Affine transformation algorithm

Question

Does anyone know of any standard algorithms to determine an affine transformation matrix based upon a set of known points in two co-ordinate systems?

Answer 1

I'm not sure how standard it is, but there is a nice formula especially for your case presented in "Beginner's guide to mapping simplexes affinely" and "Workbook on mapping simplexes affinely". Putting it into code should look something like this (sorry for bad codestyle -- I'm mathematician, not programmer)

import numpy as np
# input data
ins = [[1, 1, 2], [2, 3, 0], [3, 2, -2], [-2, 2, 3]]  # <- points
out = [[0, 2, 1], [1, 2, 2], [-2, -1, 6], [4, 1, -3]] # <- mapped to
# calculations
l = len(ins)
B = np.vstack([np.transpose(ins), np.ones(l)])
D = 1.0 / np.linalg.det(B)
entry = lambda r,d: np.linalg.det(np.delete(np.vstack([r, B]), (d+1), axis=0))
M = [[(-1)**i * D * entry(R, i) for i in range(l)] for R in np.transpose(out)]
A, t = np.hsplit(np.array(M), [l-1])
t = np.transpose(t)[0]
# output
print("Affine transformation matrix:\n", A)
print("Affine transformation translation vector:\n", t)
# unittests
print("TESTING:")
for p, P in zip(np.array(ins), np.array(out)):
  image_p = np.dot(A, p) + t
  result = "[OK]" if np.allclose(image_p, P) else "[ERROR]"
  print(p, " mapped to: ", image_p, " ; expected: ", P, result)

This code recovers affine transformation from given points ("ins" transformed to "outs") and tests that it works.

Answer 2

Affine transformations are given by 2x3 matrices.
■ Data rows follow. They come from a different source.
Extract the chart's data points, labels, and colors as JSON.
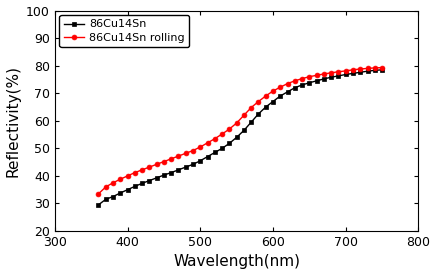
{
  "series1_label": "86Cu14Sn",
  "series2_label": "86Cu14Sn rolling",
  "series1_color": "black",
  "series2_color": "red",
  "series1_marker": "s",
  "series2_marker": "o",
  "wavelength": [
    360,
    370,
    380,
    390,
    400,
    410,
    420,
    430,
    440,
    450,
    460,
    470,
    480,
    490,
    500,
    510,
    520,
    530,
    540,
    550,
    560,
    570,
    580,
    590,
    600,
    610,
    620,
    630,
    640,
    650,
    660,
    670,
    680,
    690,
    700,
    710,
    720,
    730,
    740,
    750
  ],
  "reflectivity_86Cu14Sn": [
    29.5,
    31.5,
    32.5,
    33.8,
    35.0,
    36.2,
    37.3,
    38.3,
    39.3,
    40.3,
    41.2,
    42.2,
    43.2,
    44.2,
    45.5,
    47.0,
    48.5,
    50.0,
    51.8,
    54.0,
    56.5,
    59.5,
    62.5,
    65.0,
    67.0,
    69.0,
    70.5,
    72.0,
    73.0,
    73.8,
    74.5,
    75.2,
    75.8,
    76.3,
    76.8,
    77.2,
    77.6,
    78.0,
    78.3,
    78.5
  ],
  "reflectivity_rolling": [
    33.5,
    36.0,
    37.5,
    38.8,
    40.0,
    41.2,
    42.2,
    43.2,
    44.2,
    45.2,
    46.2,
    47.2,
    48.2,
    49.2,
    50.5,
    52.0,
    53.5,
    55.2,
    57.0,
    59.2,
    62.0,
    64.8,
    67.0,
    69.0,
    70.8,
    72.2,
    73.5,
    74.5,
    75.3,
    76.0,
    76.5,
    77.0,
    77.4,
    77.8,
    78.1,
    78.5,
    78.8,
    79.0,
    79.2,
    79.3
  ],
  "xlabel": "Wavelength(nm)",
  "ylabel": "Reflectivity(%)",
  "xlim": [
    300,
    800
  ],
  "ylim": [
    20,
    100
  ],
  "xticks": [
    300,
    400,
    500,
    600,
    700,
    800
  ],
  "yticks": [
    20,
    30,
    40,
    50,
    60,
    70,
    80,
    90,
    100
  ],
  "markersize": 3.5,
  "linewidth": 1.0,
  "axis_fontsize": 11,
  "tick_fontsize": 9,
  "legend_fontsize": 8
}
We perform an affine transformation M by taking our 2D input (x y), bumping it up to a 3D vector (x y 1), and then multiplying (on the left) by M.

So if we have three points (x1 y1) (x2 y2) (x3 y3) mapping to (u1 v1) (u2 v2) (u3 v3) then we have

   [x1 x2 x3]   [u1 u2 u3]
M  [y1 y2 y3] = [v1 v2 v3].
   [ 1  1  1]

You can get M simply by multiplying on the right by the inverse of

[x1 x2 x3]
[y1 y2 y3]
[ 1  1  1].

A 2x3 matrix multiplied on the right by a 3x3 matrix gives us the 2x3 we want. (You don't actually need the full inverse, but if matrix inverse is available it's easy to use.)

Easily adapted to other dimensions. If you have more than 3 points you may want a least squares best fit. You'll have to ask again for that, but it's a little harder.